3 Beaten-Down Marijuana Stocks to Avoid for Now – Political Reporter
Marijuana Stocks, Finance, & Investing October 25, 2018 MJ Shareholders 0
Support for legalizing marijuana has reached an all-time high in America, where total demand is estimated at roughly $50 billion annually. In a Gallup poll conducted a week before Canada became the second country in the world to permit recreational cannabis sales, two-thirds of Americans were in favor of similar legislation at home that could send legal cannabis sales soaring.

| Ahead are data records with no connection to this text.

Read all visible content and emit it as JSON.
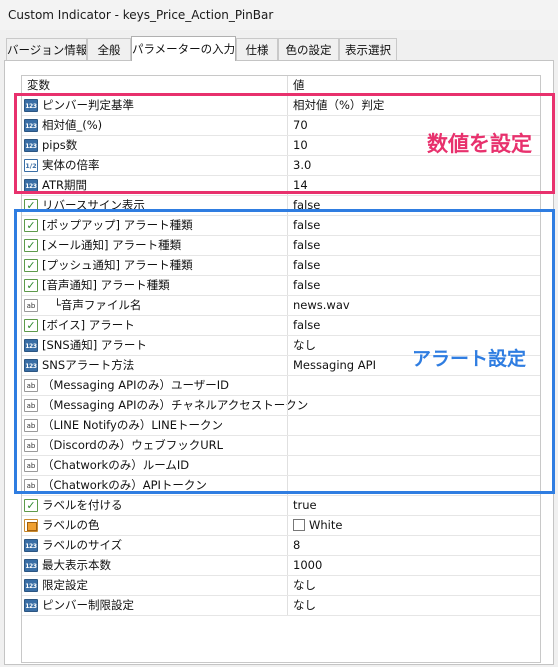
{
  "window": {
    "title": "Custom Indicator - keys_Price_Action_PinBar"
  },
  "tabs": [
    {
      "label": "バージョン情報",
      "active": false
    },
    {
      "label": "全般",
      "active": false
    },
    {
      "label": "パラメーターの入力",
      "active": true
    },
    {
      "label": "仕様",
      "active": false
    },
    {
      "label": "色の設定",
      "active": false
    },
    {
      "label": "表示選択",
      "active": false
    }
  ],
  "grid": {
    "col_variable": "変数",
    "col_value": "値",
    "rows": [
      {
        "name": "ピンバー判定基準",
        "value": "相対値（%）判定",
        "icon": "number-icon"
      },
      {
        "name": "相対値_(%)",
        "value": "70",
        "icon": "number-icon"
      },
      {
        "name": "pips数",
        "value": "10",
        "icon": "number-icon"
      },
      {
        "name": "実体の倍率",
        "value": "3.0",
        "icon": "double-icon"
      },
      {
        "name": "ATR期間",
        "value": "14",
        "icon": "number-icon"
      },
      {
        "name": "リバースサイン表示",
        "value": "false",
        "icon": "bool-icon"
      },
      {
        "name": "[ポップアップ] アラート種類",
        "value": "false",
        "icon": "bool-icon"
      },
      {
        "name": "[メール通知] アラート種類",
        "value": "false",
        "icon": "bool-icon"
      },
      {
        "name": "[プッシュ通知] アラート種類",
        "value": "false",
        "icon": "bool-icon"
      },
      {
        "name": "[音声通知] アラート種類",
        "value": "false",
        "icon": "bool-icon"
      },
      {
        "name": "└音声ファイル名",
        "value": "news.wav",
        "icon": "string-icon"
      },
      {
        "name": "[ボイス] アラート",
        "value": "false",
        "icon": "bool-icon"
      },
      {
        "name": "[SNS通知] アラート",
        "value": "なし",
        "icon": "number-icon"
      },
      {
        "name": "SNSアラート方法",
        "value": "Messaging API",
        "icon": "number-icon"
      },
      {
        "name": "（Messaging APIのみ）ユーザーID",
        "value": "",
        "icon": "string-icon"
      },
      {
        "name": "（Messaging APIのみ）チャネルアクセストークン",
        "value": "",
        "icon": "string-icon"
      },
      {
        "name": "（LINE Notifyのみ）LINEトークン",
        "value": "",
        "icon": "string-icon"
      },
      {
        "name": "（Discordのみ）ウェブフックURL",
        "value": "",
        "icon": "string-icon"
      },
      {
        "name": "（Chatworkのみ）ルームID",
        "value": "",
        "icon": "string-icon"
      },
      {
        "name": "（Chatworkのみ）APIトークン",
        "value": "",
        "icon": "string-icon"
      },
      {
        "name": "ラベルを付ける",
        "value": "true",
        "icon": "bool-icon"
      },
      {
        "name": "ラベルの色",
        "value": "White",
        "icon": "color-icon"
      },
      {
        "name": "ラベルのサイズ",
        "value": "8",
        "icon": "number-icon"
      },
      {
        "name": "最大表示本数",
        "value": "1000",
        "icon": "number-icon"
      },
      {
        "name": "限定設定",
        "value": "なし",
        "icon": "number-icon"
      },
      {
        "name": "ピンバー制限設定",
        "value": "なし",
        "icon": "number-icon"
      }
    ]
  },
  "icon_glyphs": {
    "number": "123",
    "double": "1/2",
    "bool": "✓",
    "string": "ab"
  },
  "annotations": {
    "numeric": "数値を設定",
    "alert": "アラート設定",
    "numeric_color": "#e8316d",
    "alert_color": "#2f7de1"
  }
}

Unfortunately for Canopy Growth Corporation (NYSE:CGC), Cronos Group Inc. (NASDAQ:CRON), and Tilray Inc. (NASDAQ:TLRY), investors have started paying attention to numbers these companies are reporting in the areas where they can sell marijuana now, which don’t include the giant U.S. market. Here’s why you might want to avoid these Canadian companies until dreams of major international revenues begin to materialize.
Canopy Growth Corporation: A big platform
With an established 5.6-million-square-foot platform, Canopy Growth Corporation will probably be able to grow a lot more marijuana than it can sell. As of Aug. 14, 2018, the company boasted supply agreements totaling 67,500 kilograms (148,812 pounds) annually. Canopy Growth Reported an average sale price of 8.94 Canadian dollars ($6.83) per gram during the three months ended June. Maintaining this impressive pricing point would translate to roughly CA$600 million annually in top-line revenue.
Canopy Growth’s operating expenses hit an annualized run rate of CA$290 million during the three months ended June, and a recent $4 billion investment from Constellation Brands (NYSE:STZ) has encouraged the company to take on more employees. That means there probably won’t be a great deal left over for the bottom line, and that’s assuming an oncoming supply glut doesn’t lower cannabis prices in the quarters ahead.
Canopy Growth’s recent $8.1 billion market cap still has a long way to fall if investors stop believing this company’s growth prospects are many times greater than present supply agreements suggest.
Cronos Group Inc.: International aspirations
Although Cronos Group is building production facilities in Israel and Australia, the vast majority of the company’s marijuana will be produced and sold in Canada in the years ahead. Earlier this year, Cura Cannabis agreed to purchase at least 20,000 kilograms annually from Cronos Group over the next five years.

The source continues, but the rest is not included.